Es ist schwierig abzuschätzen, in wie weit die Arbeit von Synchronsprecher*innen tatsächlich durch die KI gefährdet ist. Die Qualität künstlicher Stimmen nähert sich jedoch zunehmend professionellen Sprechern an. Sogar KI-Musik durch Programme wie Suno ist zunehmend schwer zu erkennen. Ein Problem ist, dass nicht alles an der KI schlecht sein muss und dass auch viel davon abhängt wie geschlossen sowohl internationale Sprecher, als auch Abonnenten reagieren.
Sicherlich ist die Gefahr da, dass die KI tatsächlich echte Stimmen ersetzt. Dabei könnte es auch Produzent*innen geben, welche die Möglichkeit bevorzugen, genau zu bestimmen, wie etwas am Ende von welchem Charakter gesagt wird.
Es gibt aber auch sehr praktische Seiten der KI-Nutzung. Es gibt im Nachhinein noch kleine Anpassungen? Dank KI muss dafür keine Aufnahme-Session in volle Terminkalender gequetscht werden. Ein Sprecher fällt wegen schwerer Krankheit längerfristig aus oder verstirbt vor der letzten Staffel? Die Stimme bleibt der Produktion trotzdem bis zum Schluss erhalten. KI lässt womöglich auch Schlüsselszenen mit verschiedenen Sprechern durchspielen, um sich dann für die tatsächliche Besetzung zu entscheiden, deren Stimmen gut zu harmonieren scheinen.

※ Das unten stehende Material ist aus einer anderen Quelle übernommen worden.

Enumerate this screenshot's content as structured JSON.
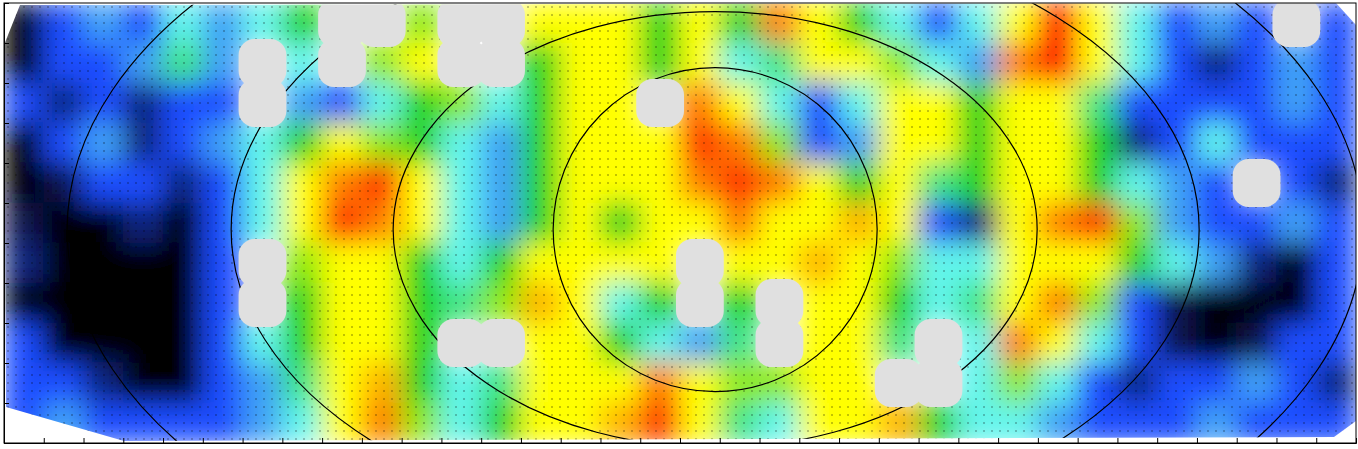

Eventuell muss man sich auch langsam mit dem Gedanken vertraut machen, dass Synchronarbeit eine mehr oder weniger aussterbende Kunst sein könnte. So wird es etwa zunehmend realistischer, dass die Stimmen von Originalschauspielern irgendwann durch KI selbst ihre Synchronfassungen sprechen. In der Praxis muss sich vor allem zeigen, ob die Stimmfarben in anderen Sprachen überhaupt funktionieren. Jede Sprache hat andere Tendenzen für Tonhöhe, Emotionalität und Betonung.
80 Prozent lehnen den Vertrag ab – Netflix bleibt trotzdem hart
Die deutschen Synchronsprecher*innen zeigen sich wegen der KI-Klausel von Netflix weitgehend geschlossen. Laut VDS boykottieren derzeit knapp 80 Prozent der Synchronsprecher*innen die Zusammenarbeit mit Netflix. Damit dürfte derzeit kaum eine laufende Serie ohne massive Umbesetzung synchronisiert werden können.
Das Problem der Branche ist, dass die Sprecher*innen von der Natur ihrer Tätigkeit oft weniger sichtbar sind. Zwar gilt Synchronarbeit auch als Disziplin des Schauspiels und viele Sprecher*innen sind auch vor der Kamera oder auf der Bühne aktiv, doch die große Sichtbarkeit für ihre Synchronarbeit bleibt dennoch aus. Es ist zudem schwer herauszufinden, wer überhaupt den Boykott unterstützt und auch auf Social Media wird das Problem der KI-Klausel eher von Fans publik gemacht. Das hat immerhin die Petition des VDS gegen KI in der Synchronbranche auf openPetition wieder angefeuert. Die bereits im April 2025 gestartete Petition hat sich vom 26. Januar bis zum 17 Februar von 90.000 auf 100.000 Unterzeichner gesteigert.
Netflix bleibt derweil hart. Der Streamingdienst droht dabei nicht einmal Rollen einfach umzubesetzen, sondern schlicht keine Synchronisationen anzubieten, wenn die Sprecher*innen nicht einlenken. Stattdessen gibt es die Produktionen dann nur mit deutschen Untertiteln.
Ob diese Rechnung aufgeht, ist auch abhängig davon, wie viele Abos Netflix diese Entscheidung kostet und wie lange die Synchronsprecher*innen ihren Boykott aufrecht halten können. Neben Netflix arbeitet beispielsweise auch Amazon bereits mit KI. Beim Anime Banana Fish probierte Amazon sogar eine komplette KI-Besetzung der englischen Synchronisation. Die fiel allerdings doch noch sehr robotisch aus und stieß damit auf wenig Gegenliebe.